Love is in the air for at least one entrepreneur this weekend. US dating app Bumble has gone public in a wildly successful IPO, valuing the business at some US$13 billion ($16.8 billion).
Co-founder and chief Whitney Wolfe Herd, who owns almost 12% of the company, now holds a stake worth about US$1.6 billion ($2 billion).
Ahead of its much anticipated IPO this week, Bumble was offering 34.5 million shares at US$28–30 ($36–38). However, strong demand meant it was able to sell 50 million shares for US$43 million ($55 million) in total.
By the time shares started trading publicly, that price had surged to just shy of US$76 ($98) — 77% higher than the pre-trading offer price.
They closed out the day at just over US$70 ($90).
It also marks a stark improvement on Bumble’s 2019 valuation of about US$3 billion ($3.9 billion).
Today, @Bumble becomes a public company. This is only possible thanks to the more than 1.7 billion first moves made by brave women on our app — and the pioneering women who paved the way for us in the business world. To everyone who made today possible: Thank you. #BumbleIPO 💛🐝 pic.twitter.com/OMLNGNvECB— Whitney Wolfe Herd (@WhitWolfeHerd) February 11, 2021
What is Bumble, and where did it come from?
Bumble is a dating app that puts power into the hands of women users, requiring them to make the first move after a match.
It was launched in 2014 by Wolfe Herd and co-founder Andrey Andreev, who also founded dating app Badoo.
It was designed to offer a dating experience without the toxicity that can come with some of its major rivals. Wolfe Herd was also a co-founder of Tinder, but later sued the business over sexual harassment and discrimination claims.
Now, she’s bringing the competition to rival Match Group, which owns Tinder, OkCupid and Match.com, and which is also listed on the Nasdaq, with a current market cap of about US$45.8 billion ($59 billion).
On Tuesday, Match announced it was boosting its presence in Asia, through the acquisition of South Korean video chat company Hyperconnect.
Between the two apps, Bumble now has a presence in more than 150 countries, and more than 42 million monthly active users, combined.
It brings in revenue from a paid product, which offers users perks such as unlimited swiping and overseas swipes.
In the first nine months of 2020, Bumble saw total revenues of US$376.6 million. That was just a 4% increase on the same period in 2019, but slow growth has been attributed to the ongoing effects of the COVID-19 crisis, and there are hopes for a rebound post-pandemic.
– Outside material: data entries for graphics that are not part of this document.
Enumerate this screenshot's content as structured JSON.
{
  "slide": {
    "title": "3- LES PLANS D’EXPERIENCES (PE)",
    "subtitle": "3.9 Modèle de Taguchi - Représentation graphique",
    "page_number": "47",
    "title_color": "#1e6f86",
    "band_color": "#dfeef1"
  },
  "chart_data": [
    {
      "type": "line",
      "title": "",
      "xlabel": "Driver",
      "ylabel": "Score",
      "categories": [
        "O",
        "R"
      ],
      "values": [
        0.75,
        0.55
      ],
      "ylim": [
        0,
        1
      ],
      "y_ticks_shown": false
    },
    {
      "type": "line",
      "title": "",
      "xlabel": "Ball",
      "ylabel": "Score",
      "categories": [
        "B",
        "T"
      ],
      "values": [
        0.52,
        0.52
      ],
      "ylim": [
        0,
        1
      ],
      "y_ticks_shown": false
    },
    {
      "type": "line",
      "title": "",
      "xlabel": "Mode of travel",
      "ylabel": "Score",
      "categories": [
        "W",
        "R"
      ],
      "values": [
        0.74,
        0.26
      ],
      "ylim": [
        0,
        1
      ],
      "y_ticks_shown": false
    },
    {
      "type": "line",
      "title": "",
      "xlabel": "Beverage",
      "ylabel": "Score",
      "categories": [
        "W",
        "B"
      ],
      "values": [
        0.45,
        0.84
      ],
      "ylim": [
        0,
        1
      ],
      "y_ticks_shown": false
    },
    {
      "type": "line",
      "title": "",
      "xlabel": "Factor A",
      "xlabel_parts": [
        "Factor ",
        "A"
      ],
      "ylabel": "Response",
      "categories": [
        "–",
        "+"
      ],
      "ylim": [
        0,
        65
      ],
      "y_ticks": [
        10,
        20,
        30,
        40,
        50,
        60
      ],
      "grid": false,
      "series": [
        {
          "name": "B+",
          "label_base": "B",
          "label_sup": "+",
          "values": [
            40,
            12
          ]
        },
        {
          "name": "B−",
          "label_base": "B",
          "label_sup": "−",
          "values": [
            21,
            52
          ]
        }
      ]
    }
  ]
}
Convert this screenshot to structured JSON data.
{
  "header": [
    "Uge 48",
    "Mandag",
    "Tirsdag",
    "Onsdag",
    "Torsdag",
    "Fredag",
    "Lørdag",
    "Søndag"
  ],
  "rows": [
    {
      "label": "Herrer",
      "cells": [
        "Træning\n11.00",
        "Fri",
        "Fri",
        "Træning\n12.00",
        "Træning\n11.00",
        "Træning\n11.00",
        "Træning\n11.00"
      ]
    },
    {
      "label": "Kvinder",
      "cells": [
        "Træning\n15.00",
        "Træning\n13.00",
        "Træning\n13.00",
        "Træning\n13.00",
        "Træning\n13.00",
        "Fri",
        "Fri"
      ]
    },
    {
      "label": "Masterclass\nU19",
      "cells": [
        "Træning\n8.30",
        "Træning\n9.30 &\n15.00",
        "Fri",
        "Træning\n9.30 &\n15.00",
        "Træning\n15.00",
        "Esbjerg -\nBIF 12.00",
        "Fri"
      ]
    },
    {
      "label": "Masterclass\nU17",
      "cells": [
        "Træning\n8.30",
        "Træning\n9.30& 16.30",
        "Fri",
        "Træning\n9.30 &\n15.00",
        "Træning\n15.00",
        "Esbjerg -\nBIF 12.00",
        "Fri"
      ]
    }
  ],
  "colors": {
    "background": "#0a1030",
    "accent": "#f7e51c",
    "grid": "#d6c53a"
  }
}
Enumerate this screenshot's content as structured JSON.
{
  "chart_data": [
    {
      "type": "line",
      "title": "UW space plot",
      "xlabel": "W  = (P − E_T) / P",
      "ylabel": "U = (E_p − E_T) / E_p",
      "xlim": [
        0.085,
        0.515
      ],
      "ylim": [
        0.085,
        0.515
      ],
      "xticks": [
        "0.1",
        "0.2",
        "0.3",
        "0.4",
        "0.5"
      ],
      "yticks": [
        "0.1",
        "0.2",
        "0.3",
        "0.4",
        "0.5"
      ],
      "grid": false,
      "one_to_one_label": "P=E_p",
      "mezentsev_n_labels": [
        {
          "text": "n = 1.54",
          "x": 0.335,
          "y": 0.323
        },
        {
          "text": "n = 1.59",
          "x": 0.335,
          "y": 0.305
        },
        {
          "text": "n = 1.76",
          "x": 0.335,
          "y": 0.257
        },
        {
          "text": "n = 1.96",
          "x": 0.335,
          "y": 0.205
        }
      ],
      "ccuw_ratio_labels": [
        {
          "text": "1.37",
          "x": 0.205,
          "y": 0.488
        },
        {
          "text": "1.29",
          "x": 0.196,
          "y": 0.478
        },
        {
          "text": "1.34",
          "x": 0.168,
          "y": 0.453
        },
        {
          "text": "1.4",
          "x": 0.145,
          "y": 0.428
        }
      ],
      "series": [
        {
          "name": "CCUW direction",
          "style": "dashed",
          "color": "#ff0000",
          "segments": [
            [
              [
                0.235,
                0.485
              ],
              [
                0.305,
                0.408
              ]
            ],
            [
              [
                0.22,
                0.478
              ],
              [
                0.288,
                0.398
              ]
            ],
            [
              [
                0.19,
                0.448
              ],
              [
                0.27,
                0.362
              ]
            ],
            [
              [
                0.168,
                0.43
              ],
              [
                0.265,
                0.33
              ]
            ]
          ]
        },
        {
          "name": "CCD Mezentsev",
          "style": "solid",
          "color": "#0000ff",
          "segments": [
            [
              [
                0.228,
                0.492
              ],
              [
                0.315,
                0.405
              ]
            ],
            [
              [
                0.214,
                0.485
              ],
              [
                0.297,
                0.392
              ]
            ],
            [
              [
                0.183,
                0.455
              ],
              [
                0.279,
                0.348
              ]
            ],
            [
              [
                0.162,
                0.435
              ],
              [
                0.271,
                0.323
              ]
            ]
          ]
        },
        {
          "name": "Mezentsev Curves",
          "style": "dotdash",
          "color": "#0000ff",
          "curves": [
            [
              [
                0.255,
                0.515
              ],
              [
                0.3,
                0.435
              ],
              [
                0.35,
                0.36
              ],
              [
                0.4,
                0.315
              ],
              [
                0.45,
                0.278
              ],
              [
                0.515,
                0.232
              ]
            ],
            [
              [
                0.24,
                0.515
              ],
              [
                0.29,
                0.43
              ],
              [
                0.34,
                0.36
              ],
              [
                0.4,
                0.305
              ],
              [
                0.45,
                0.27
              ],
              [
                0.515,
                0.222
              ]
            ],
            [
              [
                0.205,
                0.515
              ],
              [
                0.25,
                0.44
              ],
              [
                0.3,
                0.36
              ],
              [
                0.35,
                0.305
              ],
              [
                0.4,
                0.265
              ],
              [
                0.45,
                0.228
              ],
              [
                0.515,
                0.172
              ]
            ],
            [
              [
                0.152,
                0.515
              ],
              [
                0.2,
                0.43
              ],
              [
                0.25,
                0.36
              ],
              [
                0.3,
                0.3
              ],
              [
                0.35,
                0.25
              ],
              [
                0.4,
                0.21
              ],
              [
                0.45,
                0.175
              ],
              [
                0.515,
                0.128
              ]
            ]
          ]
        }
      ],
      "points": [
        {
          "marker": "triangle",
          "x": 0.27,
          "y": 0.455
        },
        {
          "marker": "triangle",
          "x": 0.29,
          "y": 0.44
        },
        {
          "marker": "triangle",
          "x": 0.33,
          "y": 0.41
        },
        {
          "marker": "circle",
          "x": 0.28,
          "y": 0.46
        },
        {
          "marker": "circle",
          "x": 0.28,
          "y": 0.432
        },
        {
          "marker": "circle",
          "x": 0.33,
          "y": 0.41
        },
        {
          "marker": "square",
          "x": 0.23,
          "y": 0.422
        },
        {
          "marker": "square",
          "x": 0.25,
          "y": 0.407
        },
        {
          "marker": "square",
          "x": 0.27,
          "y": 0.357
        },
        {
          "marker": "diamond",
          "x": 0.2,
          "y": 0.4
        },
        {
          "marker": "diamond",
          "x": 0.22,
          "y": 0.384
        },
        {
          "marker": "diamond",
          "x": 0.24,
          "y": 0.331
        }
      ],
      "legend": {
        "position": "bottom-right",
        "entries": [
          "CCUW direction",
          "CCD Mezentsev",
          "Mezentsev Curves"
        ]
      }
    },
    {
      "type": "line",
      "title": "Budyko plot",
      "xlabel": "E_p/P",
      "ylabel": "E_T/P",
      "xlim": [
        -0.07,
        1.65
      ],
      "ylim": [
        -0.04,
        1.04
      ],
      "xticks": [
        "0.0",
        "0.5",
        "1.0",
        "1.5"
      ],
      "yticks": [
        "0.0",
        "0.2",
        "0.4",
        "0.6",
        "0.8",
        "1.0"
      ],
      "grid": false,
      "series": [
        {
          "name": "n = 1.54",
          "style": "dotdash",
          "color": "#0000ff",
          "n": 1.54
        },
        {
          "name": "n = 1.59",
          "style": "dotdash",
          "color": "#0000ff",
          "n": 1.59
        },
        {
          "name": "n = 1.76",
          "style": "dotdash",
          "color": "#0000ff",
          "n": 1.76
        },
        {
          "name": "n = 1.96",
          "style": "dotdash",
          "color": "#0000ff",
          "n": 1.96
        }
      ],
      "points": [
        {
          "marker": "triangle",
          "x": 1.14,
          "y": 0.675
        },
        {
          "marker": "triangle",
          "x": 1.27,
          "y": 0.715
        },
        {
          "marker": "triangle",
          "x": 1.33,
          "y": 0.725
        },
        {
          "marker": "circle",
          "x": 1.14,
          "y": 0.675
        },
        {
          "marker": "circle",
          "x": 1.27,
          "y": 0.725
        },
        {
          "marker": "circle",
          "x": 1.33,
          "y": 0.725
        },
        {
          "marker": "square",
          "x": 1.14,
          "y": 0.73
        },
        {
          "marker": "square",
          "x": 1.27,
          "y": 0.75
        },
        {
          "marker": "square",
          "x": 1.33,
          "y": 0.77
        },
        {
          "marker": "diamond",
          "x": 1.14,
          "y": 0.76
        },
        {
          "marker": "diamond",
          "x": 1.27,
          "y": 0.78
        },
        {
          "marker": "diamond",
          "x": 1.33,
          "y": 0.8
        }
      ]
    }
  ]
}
In 2019, Bumble sold a majority stake to investment management group Blackstone, in a deal valuing the business at approximately US$3 billion.
Blackstone also reportedly bought out Andreev’s stake in the business, handing control of both the Bumble and Badoo apps to Wolfe Herd.
At that time, Wolfe Herd reportedly received US$125 million ($161 million) in proceeds, plus a loan she used to pay the personal taxes arising from the deal.
The platform has also expanded beyond the romantic sphere to create Bumble BFF, a wholesome matching service for platonic friendships, and Bumble Bizz, a platform for making professional connections.
But, the course of true-love startups never does run smooth, and Wolfe Herd has found herself in tricky moral situations. In July last year, Forbes reported on allegations of a misogynist, racist and generally toxic culture at Badoo’s London headquarters, specifically citing misconduct from Andreev.
Wolfe Herd initially stood by her long-time friend and mentor, but amid allegations that go against everything Bumble stands for, she later issued a statement saying she would not challenge the claims.
It was just four months later that Andreev exited the business. The investigation into the incident is still ongoing.